De fait, ce projet de loi propose une boîte à outils concrète — logement, santé, transition écologique, transports, protection des élus…)— afin de permettre aux élus locaux et aux collectivités territoriales d’exercer les missions qui sont les leurs, avec plus de proximité, plus de risques, de responsabilités et de singularités.
Dominique Théophile, sénateur de la Guadeloupe, est membre du RDPI. Nous lui avons posé quelques questions pour éclairer le débat.
Qu’est-ce que ce projet de loi peut changer dans la gouvernance de la Guadeloupe ?
En 2000, la loi d’orientation pour l’outre-mer a institué en Guadeloupe, en Martinique et en Guyane un « Congrès des élus départementaux et régionaux ».
Cette instance de dialogue délibère des propositions d’évolution institutionnelle, des propositions relatives à de nouveaux transferts de compétences ainsi que la modification éventuelle de la répartition des compétences entre le Département et la Région.
Lors de l’examen au Sénat du projet de loi 3DS, j’ai défendu un amendement modifiant la composition de ce congrès au bénéfice des maires de Guadeloupe. Concrètement, cet amendement transforme le congrès en « Congrès des élus départementaux et régionaux et des maires » en donnant à ces derniers une voix délibérative.
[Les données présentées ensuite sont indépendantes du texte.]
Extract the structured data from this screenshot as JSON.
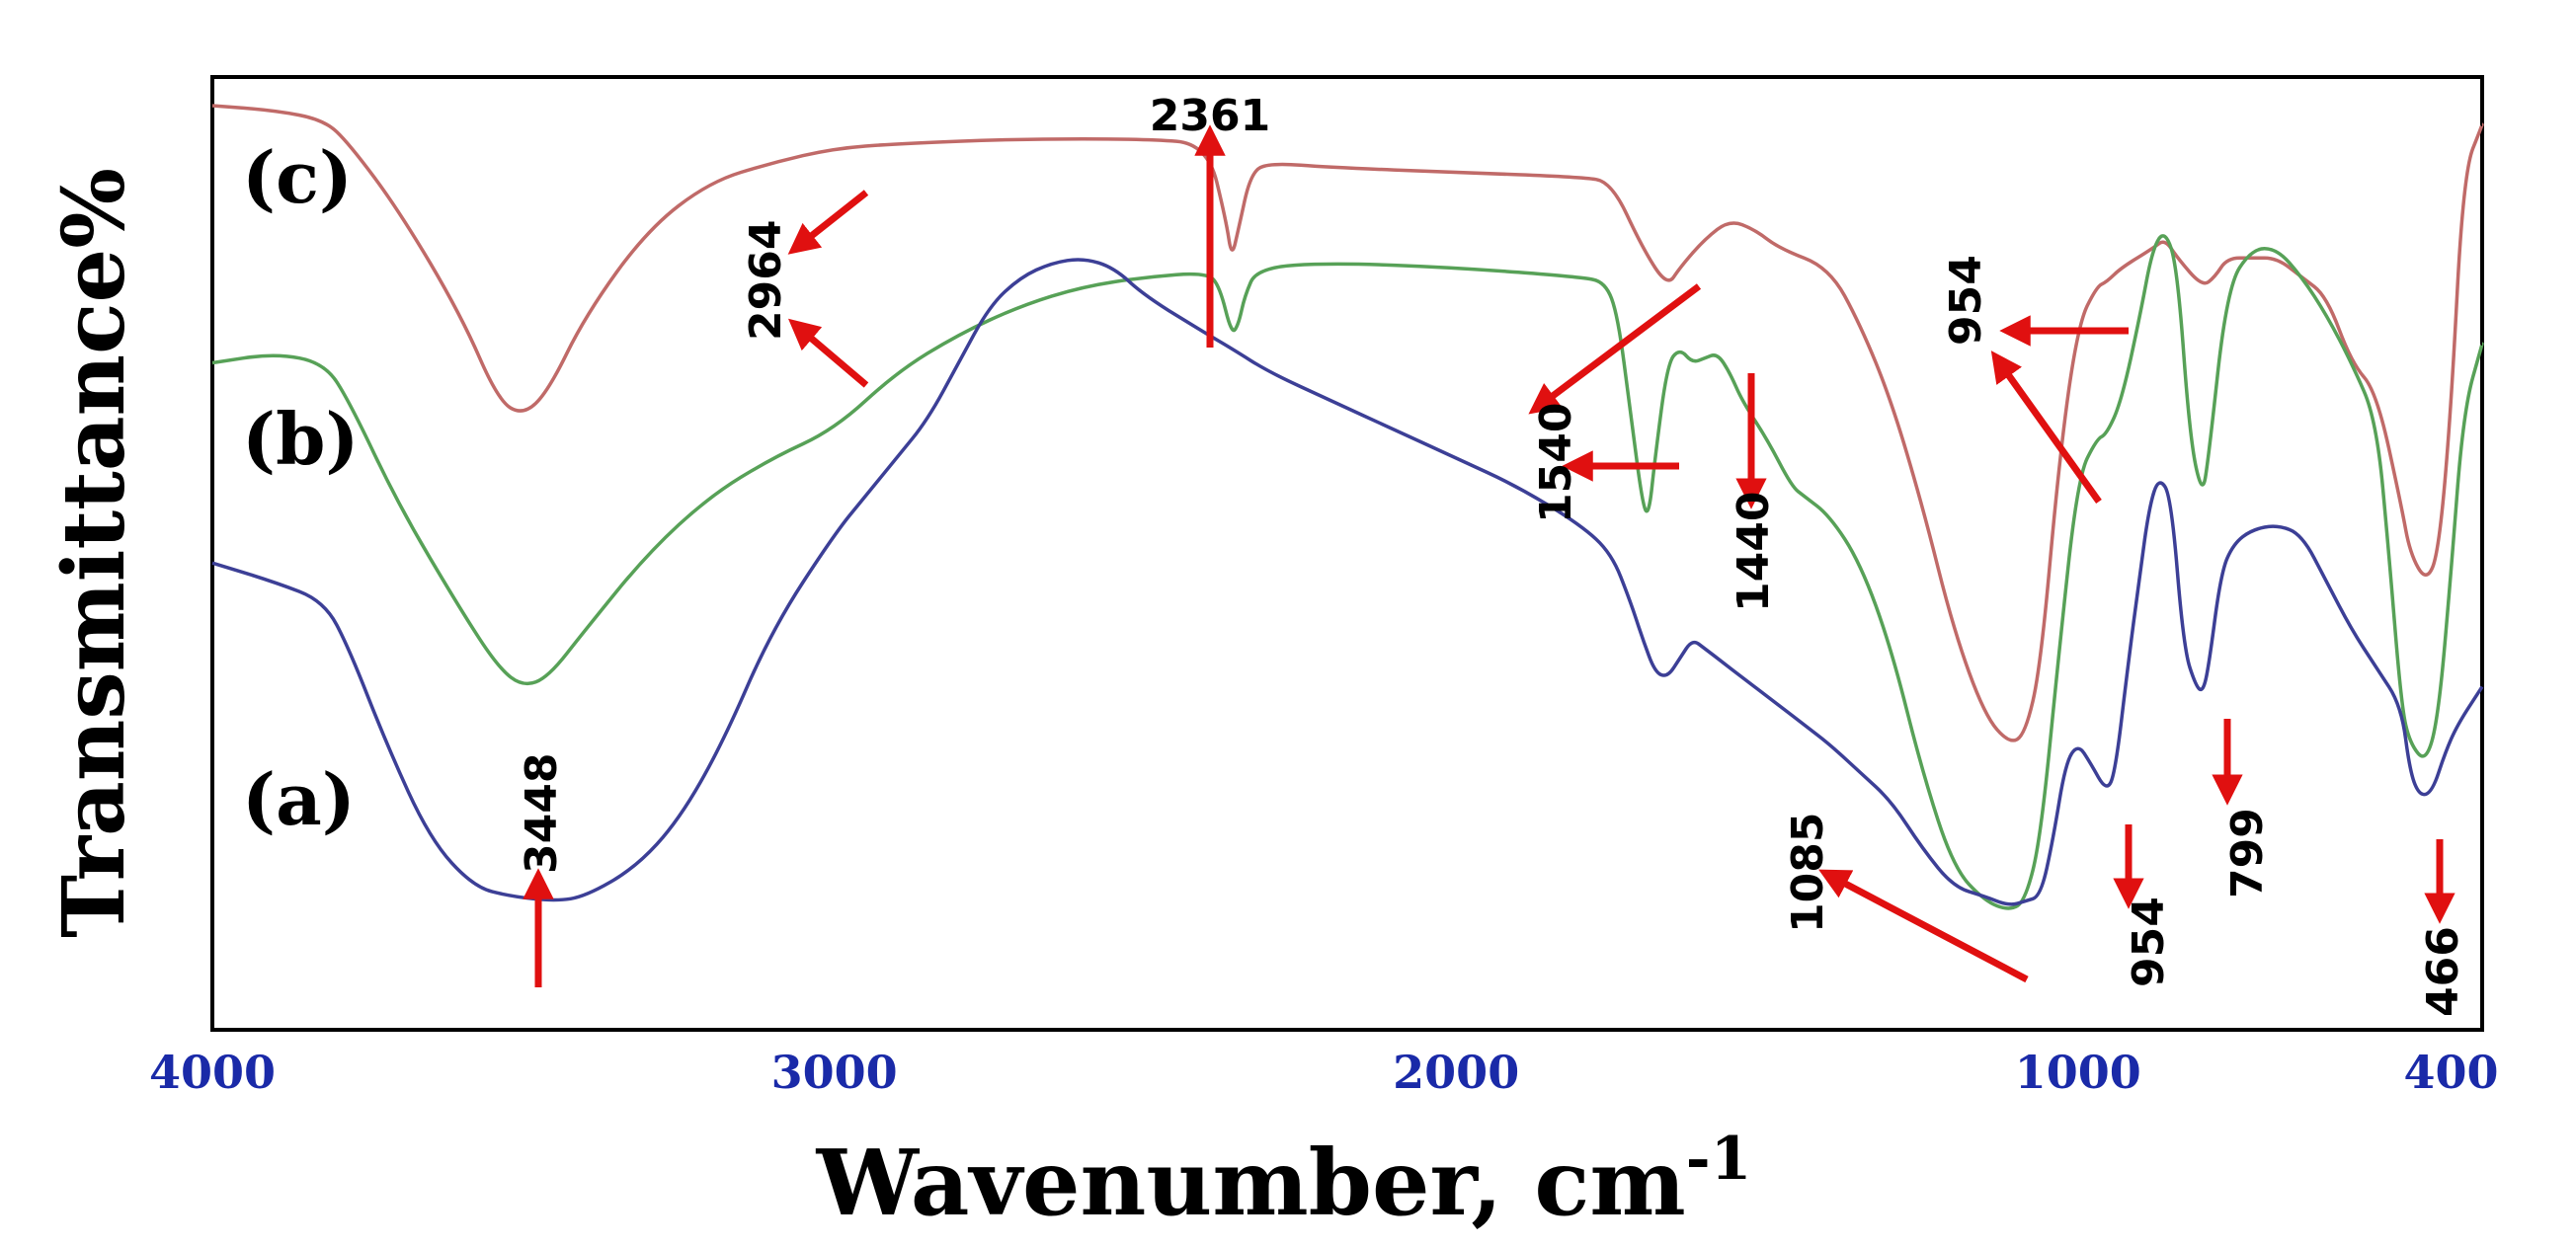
{
  "chart_data": {
    "type": "line",
    "title": "",
    "xlabel": "Wavenumber, cm",
    "xlabel_sup": "-1",
    "ylabel": "Transmittance%",
    "xlim": [
      4000,
      350
    ],
    "x_ticks": [
      4000,
      3000,
      2000,
      1000,
      400
    ],
    "y_ticks": [],
    "grid": false,
    "panel_labels": [
      "(c)",
      "(b)",
      "(a)"
    ],
    "series": [
      {
        "name": "(c)",
        "color": "#c06a68",
        "points": [
          [
            4000,
            0.97
          ],
          [
            3900,
            0.965
          ],
          [
            3820,
            0.955
          ],
          [
            3780,
            0.93
          ],
          [
            3700,
            0.86
          ],
          [
            3600,
            0.75
          ],
          [
            3540,
            0.66
          ],
          [
            3500,
            0.645
          ],
          [
            3460,
            0.67
          ],
          [
            3400,
            0.75
          ],
          [
            3300,
            0.84
          ],
          [
            3200,
            0.89
          ],
          [
            3100,
            0.91
          ],
          [
            3000,
            0.925
          ],
          [
            2900,
            0.93
          ],
          [
            2700,
            0.935
          ],
          [
            2500,
            0.935
          ],
          [
            2400,
            0.93
          ],
          [
            2370,
            0.85
          ],
          [
            2361,
            0.81
          ],
          [
            2350,
            0.84
          ],
          [
            2330,
            0.9
          ],
          [
            2300,
            0.91
          ],
          [
            2200,
            0.905
          ],
          [
            2000,
            0.9
          ],
          [
            1800,
            0.895
          ],
          [
            1750,
            0.89
          ],
          [
            1700,
            0.82
          ],
          [
            1660,
            0.78
          ],
          [
            1640,
            0.8
          ],
          [
            1600,
            0.83
          ],
          [
            1560,
            0.85
          ],
          [
            1520,
            0.84
          ],
          [
            1480,
            0.82
          ],
          [
            1400,
            0.8
          ],
          [
            1350,
            0.74
          ],
          [
            1300,
            0.66
          ],
          [
            1250,
            0.55
          ],
          [
            1200,
            0.42
          ],
          [
            1150,
            0.33
          ],
          [
            1110,
            0.3
          ],
          [
            1085,
            0.31
          ],
          [
            1060,
            0.38
          ],
          [
            1030,
            0.6
          ],
          [
            1000,
            0.74
          ],
          [
            970,
            0.78
          ],
          [
            954,
            0.785
          ],
          [
            930,
            0.8
          ],
          [
            880,
            0.82
          ],
          [
            860,
            0.83
          ],
          [
            840,
            0.81
          ],
          [
            800,
            0.78
          ],
          [
            780,
            0.79
          ],
          [
            760,
            0.81
          ],
          [
            720,
            0.81
          ],
          [
            680,
            0.81
          ],
          [
            640,
            0.79
          ],
          [
            600,
            0.77
          ],
          [
            560,
            0.7
          ],
          [
            520,
            0.67
          ],
          [
            480,
            0.55
          ],
          [
            466,
            0.5
          ],
          [
            440,
            0.47
          ],
          [
            420,
            0.5
          ],
          [
            400,
            0.65
          ],
          [
            380,
            0.9
          ],
          [
            350,
            0.95
          ]
        ]
      },
      {
        "name": "(b)",
        "color": "#57a157",
        "points": [
          [
            4000,
            0.7
          ],
          [
            3900,
            0.71
          ],
          [
            3820,
            0.7
          ],
          [
            3780,
            0.66
          ],
          [
            3700,
            0.55
          ],
          [
            3600,
            0.44
          ],
          [
            3540,
            0.38
          ],
          [
            3500,
            0.36
          ],
          [
            3460,
            0.37
          ],
          [
            3400,
            0.42
          ],
          [
            3300,
            0.5
          ],
          [
            3200,
            0.56
          ],
          [
            3100,
            0.6
          ],
          [
            3000,
            0.63
          ],
          [
            2900,
            0.69
          ],
          [
            2800,
            0.73
          ],
          [
            2700,
            0.76
          ],
          [
            2600,
            0.78
          ],
          [
            2500,
            0.79
          ],
          [
            2400,
            0.795
          ],
          [
            2380,
            0.78
          ],
          [
            2361,
            0.73
          ],
          [
            2350,
            0.74
          ],
          [
            2340,
            0.77
          ],
          [
            2320,
            0.8
          ],
          [
            2200,
            0.805
          ],
          [
            2000,
            0.8
          ],
          [
            1800,
            0.79
          ],
          [
            1760,
            0.785
          ],
          [
            1740,
            0.75
          ],
          [
            1720,
            0.65
          ],
          [
            1700,
            0.55
          ],
          [
            1690,
            0.54
          ],
          [
            1680,
            0.6
          ],
          [
            1660,
            0.7
          ],
          [
            1640,
            0.715
          ],
          [
            1620,
            0.7
          ],
          [
            1600,
            0.705
          ],
          [
            1580,
            0.71
          ],
          [
            1560,
            0.69
          ],
          [
            1540,
            0.66
          ],
          [
            1500,
            0.62
          ],
          [
            1460,
            0.57
          ],
          [
            1440,
            0.56
          ],
          [
            1400,
            0.54
          ],
          [
            1350,
            0.49
          ],
          [
            1300,
            0.4
          ],
          [
            1250,
            0.27
          ],
          [
            1200,
            0.17
          ],
          [
            1150,
            0.135
          ],
          [
            1110,
            0.125
          ],
          [
            1085,
            0.135
          ],
          [
            1060,
            0.2
          ],
          [
            1030,
            0.4
          ],
          [
            1000,
            0.58
          ],
          [
            970,
            0.62
          ],
          [
            954,
            0.625
          ],
          [
            930,
            0.66
          ],
          [
            900,
            0.75
          ],
          [
            880,
            0.82
          ],
          [
            860,
            0.84
          ],
          [
            840,
            0.8
          ],
          [
            820,
            0.62
          ],
          [
            800,
            0.56
          ],
          [
            790,
            0.6
          ],
          [
            760,
            0.78
          ],
          [
            720,
            0.82
          ],
          [
            680,
            0.82
          ],
          [
            640,
            0.79
          ],
          [
            600,
            0.75
          ],
          [
            560,
            0.7
          ],
          [
            520,
            0.64
          ],
          [
            500,
            0.5
          ],
          [
            480,
            0.34
          ],
          [
            466,
            0.3
          ],
          [
            440,
            0.28
          ],
          [
            420,
            0.33
          ],
          [
            400,
            0.48
          ],
          [
            380,
            0.65
          ],
          [
            350,
            0.72
          ]
        ]
      },
      {
        "name": "(a)",
        "color": "#3c3f96",
        "points": [
          [
            4000,
            0.49
          ],
          [
            3900,
            0.47
          ],
          [
            3820,
            0.45
          ],
          [
            3780,
            0.4
          ],
          [
            3720,
            0.3
          ],
          [
            3650,
            0.2
          ],
          [
            3580,
            0.15
          ],
          [
            3520,
            0.14
          ],
          [
            3448,
            0.135
          ],
          [
            3400,
            0.14
          ],
          [
            3320,
            0.17
          ],
          [
            3250,
            0.22
          ],
          [
            3180,
            0.3
          ],
          [
            3100,
            0.42
          ],
          [
            3000,
            0.52
          ],
          [
            2950,
            0.56
          ],
          [
            2900,
            0.6
          ],
          [
            2850,
            0.64
          ],
          [
            2800,
            0.7
          ],
          [
            2750,
            0.76
          ],
          [
            2700,
            0.79
          ],
          [
            2650,
            0.805
          ],
          [
            2600,
            0.81
          ],
          [
            2550,
            0.8
          ],
          [
            2500,
            0.77
          ],
          [
            2400,
            0.73
          ],
          [
            2361,
            0.715
          ],
          [
            2300,
            0.69
          ],
          [
            2200,
            0.66
          ],
          [
            2100,
            0.63
          ],
          [
            2000,
            0.6
          ],
          [
            1900,
            0.57
          ],
          [
            1800,
            0.53
          ],
          [
            1750,
            0.5
          ],
          [
            1720,
            0.45
          ],
          [
            1700,
            0.41
          ],
          [
            1680,
            0.375
          ],
          [
            1660,
            0.37
          ],
          [
            1640,
            0.39
          ],
          [
            1620,
            0.41
          ],
          [
            1600,
            0.4
          ],
          [
            1570,
            0.385
          ],
          [
            1540,
            0.37
          ],
          [
            1500,
            0.35
          ],
          [
            1460,
            0.33
          ],
          [
            1440,
            0.32
          ],
          [
            1400,
            0.3
          ],
          [
            1350,
            0.27
          ],
          [
            1300,
            0.24
          ],
          [
            1250,
            0.19
          ],
          [
            1200,
            0.15
          ],
          [
            1150,
            0.14
          ],
          [
            1110,
            0.13
          ],
          [
            1085,
            0.135
          ],
          [
            1060,
            0.14
          ],
          [
            1040,
            0.2
          ],
          [
            1020,
            0.28
          ],
          [
            1000,
            0.3
          ],
          [
            980,
            0.28
          ],
          [
            954,
            0.25
          ],
          [
            940,
            0.27
          ],
          [
            920,
            0.38
          ],
          [
            900,
            0.48
          ],
          [
            885,
            0.55
          ],
          [
            870,
            0.58
          ],
          [
            850,
            0.56
          ],
          [
            830,
            0.4
          ],
          [
            810,
            0.36
          ],
          [
            799,
            0.355
          ],
          [
            790,
            0.38
          ],
          [
            770,
            0.48
          ],
          [
            750,
            0.51
          ],
          [
            720,
            0.525
          ],
          [
            680,
            0.53
          ],
          [
            640,
            0.52
          ],
          [
            600,
            0.47
          ],
          [
            560,
            0.42
          ],
          [
            520,
            0.38
          ],
          [
            480,
            0.34
          ],
          [
            466,
            0.27
          ],
          [
            450,
            0.245
          ],
          [
            430,
            0.25
          ],
          [
            410,
            0.29
          ],
          [
            390,
            0.32
          ],
          [
            350,
            0.36
          ]
        ]
      }
    ],
    "annotations": [
      {
        "text": "2361",
        "series": "(b)"
      },
      {
        "text": "2964",
        "series": "(c)"
      },
      {
        "text": "1540",
        "series": "(b)"
      },
      {
        "text": "1440",
        "series": "(b)"
      },
      {
        "text": "954",
        "series": "(c)"
      },
      {
        "text": "3448",
        "series": "(a)"
      },
      {
        "text": "1085",
        "series": "(a)"
      },
      {
        "text": "954",
        "series": "(a)"
      },
      {
        "text": "799",
        "series": "(a)"
      },
      {
        "text": "466",
        "series": "(a)"
      }
    ]
  }
}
C’est cette instance, plus légitime, et peut-être plus technique, qui peut faire évoluer dans les années à venir la gouvernance de la Guadeloupe.
Il faut noter également que les Régions et les Départements pourront formuler des propositions d’évolution législative pour adapter le droit à leurs besoins.
Les Régions seront-elles plus autonomes ?
Oui et non. La loi 3DS donne en effet plus d’autonomie aux Régions sur un certain nombre de sujets. Pour autant, et de l’aveu même du Gouvernement, ce texte n’a pas vocation à bouleverser notre paysage institutionnel.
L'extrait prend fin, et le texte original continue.